Friday, July 26th, 2013
Almost a year ago the Film Photography Project gifted me a Polaroid Super Shooter. If you’ve never played with one before, this is probably the most basic version of the Polaroid Land Camera. It shoots Fujifilm FP-100C and FP-3000B. And I’m a black and white guy so I shoot FP-3000B.
I just don’t shoot nearly enough of it because I need to work out a strong process that defies the world of dust. And I need to set in place an archive system where these polaroid photographs aren’t destroyed by my office environment.
At the moment I tend to shoot the pack of film on location then throw the unpeeled polaroids into my coat pocket. I peel the film apart when I reach home and hopefully there’s a small breeze to help them all dry on a seat in the back yard.
The next step has been to scan each negative then bring the polaroid positives inside one at a time for scanning. That’s about it. They all get dumped onto my office bookshelf and I really have no archival process to talk about.
So over the next few months I need to focus in on the Super Shooter.
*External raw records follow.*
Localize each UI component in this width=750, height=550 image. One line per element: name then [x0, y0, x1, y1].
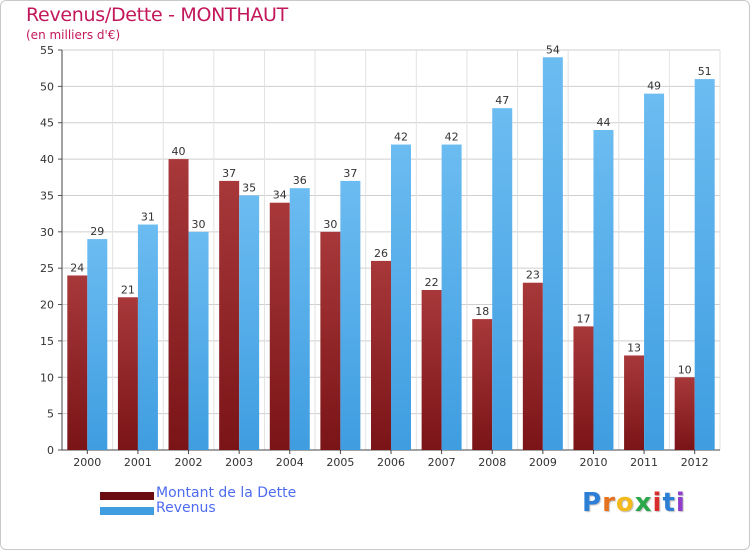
data-label-revenue: 54	[546, 43, 560, 56]
logo-letter: t	[662, 488, 676, 518]
chart-title: Revenus/Dette - MONTHAUT	[26, 4, 288, 26]
bar-revenue	[441, 144, 462, 450]
bar-debt	[168, 159, 189, 450]
bar-debt	[573, 326, 594, 450]
bar-debt	[371, 260, 391, 450]
x-tick-label: 2009	[529, 456, 557, 469]
data-label-revenue: 31	[141, 211, 155, 224]
logo-letter: P	[582, 488, 603, 518]
x-tick-label: 2004	[276, 456, 304, 469]
y-tick-label: 55	[40, 44, 54, 57]
bar-revenue	[391, 144, 411, 450]
bar-debt	[674, 377, 695, 450]
bar-debt	[522, 282, 543, 450]
bar-revenue	[289, 188, 310, 450]
y-tick-label: 20	[40, 299, 54, 312]
data-label-debt: 17	[576, 312, 590, 325]
y-tick-label: 10	[40, 371, 54, 384]
x-tick-label: 2006	[377, 456, 405, 469]
y-tick-label: 40	[40, 153, 54, 166]
logo-letter: i	[652, 488, 663, 518]
bar-revenue	[593, 130, 614, 450]
data-label-revenue: 49	[647, 80, 661, 93]
data-label-revenue: 44	[596, 116, 610, 129]
chart-subtitle: (en milliers d'€)	[26, 28, 121, 42]
y-tick-label: 0	[47, 444, 54, 457]
bar-debt	[269, 202, 290, 450]
x-tick-label: 2012	[681, 456, 709, 469]
data-label-debt: 30	[323, 218, 337, 231]
y-tick-label: 35	[40, 189, 54, 202]
x-tick-label: 2007	[428, 456, 456, 469]
data-label-debt: 34	[273, 189, 287, 202]
data-label-revenue: 42	[394, 131, 408, 144]
bar-revenue	[239, 195, 260, 450]
data-label-debt: 40	[172, 145, 186, 158]
legend-label-revenue: Revenus	[156, 500, 216, 516]
y-tick-label: 45	[40, 117, 54, 130]
bar-debt	[219, 180, 240, 450]
x-tick-label: 2010	[579, 456, 607, 469]
data-label-revenue: 37	[343, 167, 357, 180]
bar-debt	[320, 231, 341, 450]
legend-label-debt: Montant de la Dette	[156, 485, 297, 501]
bar-revenue	[644, 93, 665, 451]
bar-revenue	[188, 231, 209, 450]
y-tick-label: 50	[40, 80, 54, 93]
data-label-debt: 26	[374, 247, 388, 260]
data-label-revenue: 35	[242, 181, 256, 194]
legend-swatch-debt	[100, 492, 154, 500]
x-tick-label: 2003	[225, 456, 253, 469]
data-label-revenue: 42	[445, 131, 459, 144]
logo-letter: o	[615, 488, 635, 518]
x-tick-label: 2005	[326, 456, 354, 469]
data-label-debt: 23	[526, 269, 540, 282]
x-tick-label: 2000	[73, 456, 101, 469]
proxiti-logo: Proxiti	[582, 488, 686, 518]
data-label-debt: 13	[627, 341, 641, 354]
data-label-debt: 18	[475, 305, 489, 318]
data-label-debt: 10	[678, 363, 692, 376]
x-tick-label: 2002	[175, 456, 203, 469]
legend-swatch-revenue	[100, 507, 154, 515]
data-label-debt: 21	[121, 283, 135, 296]
bar-debt	[117, 297, 138, 450]
y-tick-label: 15	[40, 335, 54, 348]
logo-letter: r	[602, 488, 616, 518]
data-label-revenue: 47	[495, 94, 509, 107]
y-tick-label: 5	[47, 408, 54, 421]
y-tick-label: 30	[40, 226, 54, 239]
bar-revenue	[340, 180, 361, 450]
bar-revenue	[492, 108, 513, 450]
logo-letter: i	[675, 488, 686, 518]
data-label-debt: 22	[425, 276, 439, 289]
bar-debt	[624, 355, 645, 450]
data-label-revenue: 30	[192, 218, 206, 231]
logo-letter: x	[634, 488, 653, 518]
x-tick-label: 2008	[478, 456, 506, 469]
bar-debt	[421, 290, 442, 450]
data-label-revenue: 36	[293, 174, 307, 187]
x-tick-label: 2011	[630, 456, 658, 469]
bar-revenue	[87, 239, 108, 450]
bar-revenue	[542, 57, 563, 450]
data-label-revenue: 29	[90, 225, 104, 238]
x-tick-label: 2001	[124, 456, 152, 469]
bar-debt	[67, 275, 88, 450]
data-label-debt: 37	[222, 167, 236, 180]
bar-revenue	[137, 224, 158, 450]
bar-revenue	[694, 79, 715, 450]
data-label-revenue: 51	[698, 65, 712, 78]
y-tick-label: 25	[40, 262, 54, 275]
data-label-debt: 24	[70, 261, 84, 274]
bar-debt	[472, 319, 493, 450]
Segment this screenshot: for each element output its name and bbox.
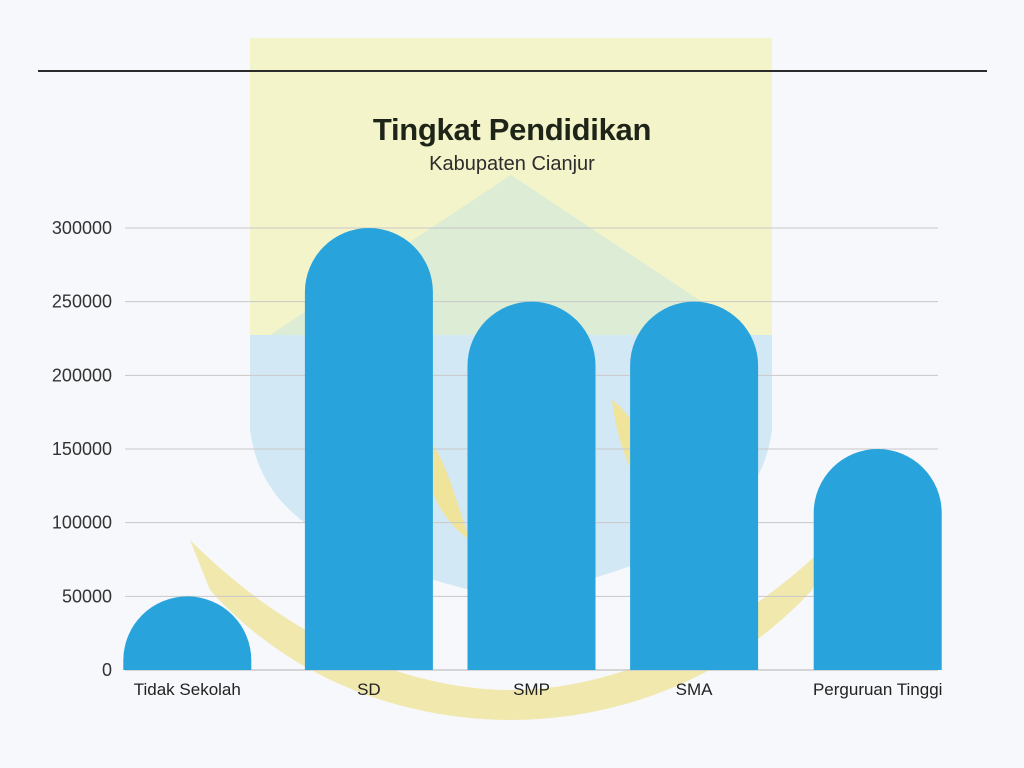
bar-tidak-sekolah: [123, 596, 252, 670]
y-tick-label: 50000: [62, 586, 112, 606]
bars: [123, 228, 942, 670]
bar-sma: [630, 301, 759, 670]
y-tick-label: 200000: [52, 365, 112, 385]
x-tick-label: Tidak Sekolah: [134, 680, 241, 699]
x-axis-labels: Tidak Sekolah SD SMP SMA Perguruan Tinggi: [134, 680, 943, 699]
bar-sd: [304, 228, 433, 670]
x-tick-label: SMA: [676, 680, 714, 699]
bar-smp: [467, 301, 596, 670]
chart-subtitle: Kabupaten Cianjur: [429, 153, 595, 175]
bar-perguruan-tinggi: [813, 449, 942, 670]
chart-title: Tingkat Pendidikan: [372, 112, 652, 147]
y-tick-label: 0: [102, 660, 112, 680]
y-tick-label: 300000: [52, 218, 112, 238]
y-tick-label: 150000: [52, 439, 112, 459]
x-tick-label: SMP: [513, 680, 550, 699]
y-tick-label: 100000: [52, 513, 112, 533]
x-tick-label: Perguruan Tinggi: [813, 680, 942, 699]
x-tick-label: SD: [357, 680, 381, 699]
y-tick-label: 250000: [52, 292, 112, 312]
top-divider: [38, 70, 987, 72]
y-axis-ticks: 0 50000 100000 150000 200000 250000 300000: [52, 218, 112, 680]
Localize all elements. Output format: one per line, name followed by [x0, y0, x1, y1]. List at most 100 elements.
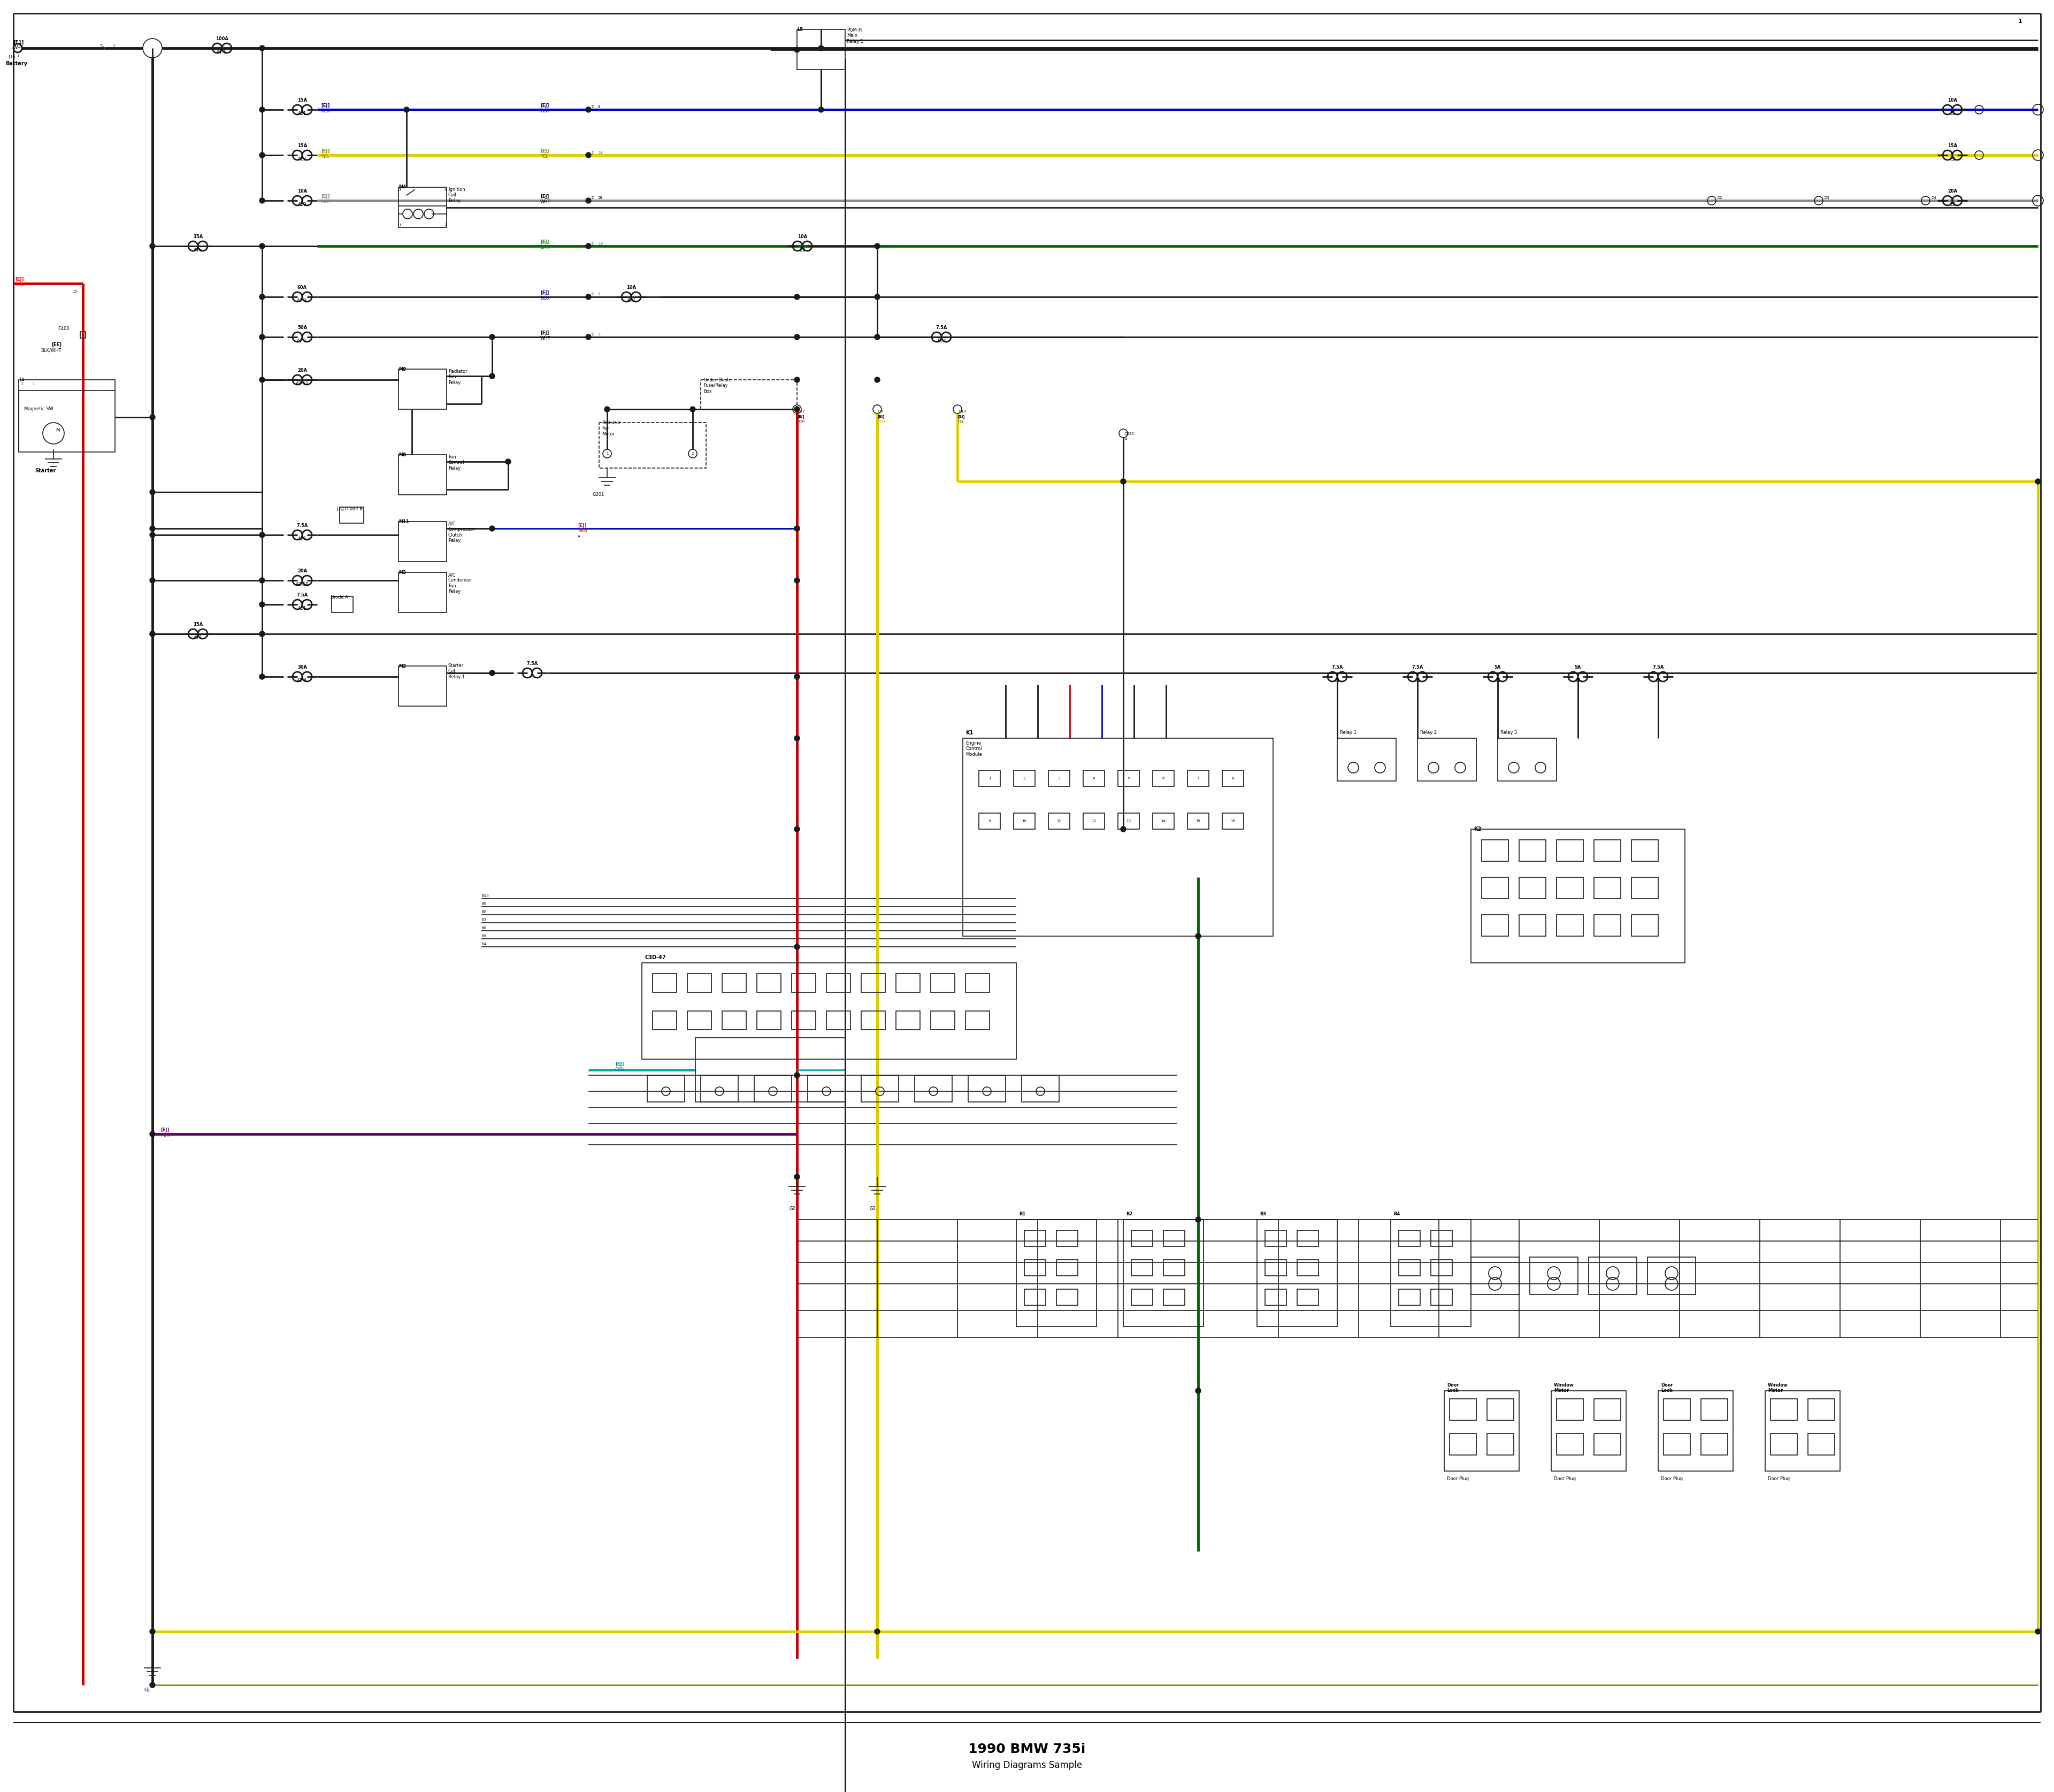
Text: [EJ]: [EJ] — [320, 194, 331, 199]
Bar — [1117, 771, 1140, 787]
Text: 1: 1 — [21, 382, 23, 385]
Text: 8: 8 — [598, 106, 600, 109]
Circle shape — [817, 108, 824, 113]
Text: 10: 10 — [1023, 819, 1027, 823]
Circle shape — [150, 489, 156, 495]
Bar — [1222, 771, 1243, 787]
Text: B4: B4 — [481, 943, 487, 946]
Circle shape — [505, 459, 511, 464]
Circle shape — [795, 335, 799, 340]
Text: T4: T4 — [18, 378, 25, 382]
Circle shape — [1195, 1217, 1202, 1222]
Text: [EJ]: [EJ] — [577, 523, 587, 529]
Bar — [398, 572, 446, 613]
Bar — [1701, 1434, 1727, 1455]
Text: A/C
Condenser
Fan
Relay: A/C Condenser Fan Relay — [448, 572, 472, 593]
Text: 2: 2 — [1023, 776, 1025, 780]
Text: B7: B7 — [481, 919, 487, 921]
Text: 50A: 50A — [298, 324, 306, 330]
Circle shape — [150, 532, 156, 538]
Bar — [1631, 840, 1658, 862]
Circle shape — [875, 335, 879, 340]
Text: [EJ]: [EJ] — [540, 104, 548, 108]
Text: 5: 5 — [1128, 776, 1130, 780]
Text: D2: D2 — [1717, 197, 1721, 199]
Text: 10A: 10A — [1947, 99, 1957, 102]
Bar — [1017, 1220, 1097, 1326]
Text: M8: M8 — [398, 453, 407, 457]
Bar — [1808, 1434, 1834, 1455]
Text: 10A: 10A — [626, 285, 637, 290]
Text: T1: T1 — [101, 43, 105, 47]
Text: [EJ]: [EJ] — [614, 1063, 624, 1066]
Circle shape — [150, 631, 156, 636]
Text: 20A: 20A — [298, 367, 306, 373]
Bar — [861, 1075, 900, 1102]
Bar — [1124, 1220, 1204, 1326]
Text: A/C
Compressor
Clutch
Relay: A/C Compressor Clutch Relay — [448, 521, 474, 543]
Text: M3: M3 — [398, 570, 407, 575]
Bar — [1701, 1400, 1727, 1421]
Circle shape — [150, 631, 156, 636]
Text: C17: C17 — [799, 410, 805, 412]
Bar — [1557, 1434, 1584, 1455]
Text: [EE]: [EE] — [51, 342, 62, 348]
Bar — [1481, 840, 1508, 862]
Bar — [1163, 1260, 1185, 1276]
Text: D: D — [592, 333, 594, 335]
Bar — [1265, 1288, 1286, 1305]
Bar — [1520, 840, 1547, 862]
Bar — [930, 1011, 955, 1030]
Bar — [1025, 1260, 1045, 1276]
Bar — [1222, 814, 1243, 830]
Bar — [791, 1011, 815, 1030]
Text: B2: B2 — [1126, 1211, 1132, 1222]
Text: C3D-47: C3D-47 — [645, 955, 665, 961]
Text: 1: 1 — [2017, 18, 2021, 23]
Circle shape — [150, 1629, 156, 1634]
Text: 7.5A: 7.5A — [1411, 665, 1423, 670]
Circle shape — [875, 244, 879, 249]
Bar — [398, 521, 446, 561]
Circle shape — [585, 197, 592, 202]
Text: BLU: BLU — [540, 296, 548, 301]
Bar — [1152, 814, 1175, 830]
Bar — [1048, 814, 1070, 830]
Bar — [398, 186, 446, 228]
Circle shape — [795, 294, 799, 299]
Bar — [1132, 1260, 1152, 1276]
Text: 1: 1 — [988, 776, 990, 780]
Text: 100A: 100A — [216, 36, 228, 41]
Text: 16: 16 — [1230, 819, 1234, 823]
Text: A2-6: A2-6 — [298, 679, 308, 683]
Text: BLU: BLU — [320, 109, 329, 113]
Text: A17: A17 — [193, 636, 201, 640]
Bar — [1132, 1288, 1152, 1305]
Circle shape — [795, 407, 799, 412]
Circle shape — [795, 47, 799, 52]
Circle shape — [150, 244, 156, 249]
Bar — [641, 962, 1017, 1059]
Circle shape — [259, 674, 265, 679]
Bar — [1471, 1256, 1520, 1294]
Text: Diode A: Diode A — [331, 595, 349, 600]
Text: 7: 7 — [1197, 776, 1200, 780]
Bar — [1450, 1434, 1477, 1455]
Text: G301: G301 — [594, 493, 604, 496]
Circle shape — [795, 826, 799, 831]
Text: [EJ]: [EJ] — [957, 414, 965, 418]
Text: GRN: GRN — [540, 246, 550, 249]
Bar — [1808, 1400, 1834, 1421]
Bar — [1594, 914, 1621, 935]
Bar — [1631, 878, 1658, 898]
Bar — [807, 1075, 844, 1102]
Bar — [1664, 1434, 1690, 1455]
Text: 12: 12 — [1091, 819, 1097, 823]
Text: 1: 1 — [398, 224, 401, 228]
Circle shape — [875, 376, 879, 382]
Circle shape — [259, 45, 265, 50]
Text: 2: 2 — [444, 224, 448, 228]
Text: 4: 4 — [1093, 776, 1095, 780]
Text: A29: A29 — [298, 202, 306, 208]
Text: 15: 15 — [1195, 819, 1200, 823]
I need to make a film holder box where I can safely place peel apart film until scanning to avoid dust and scratches. Although I’m not entirely sure how to handle the sticky negatives. And I need archival sleeves (guessing 4 inch by 5 inch could work). Anyway, this is kind of a work in progress.
I absolutely love that the Super Shooter is an uncommon plastic camera to shoot. People notice it in the hand. And this camera, for all the shortfalls, makes the odd angry damn fine photograph.
My only real issue is that I’m not retaining a dust free copy of film because my polaroid photography process isn’t robust.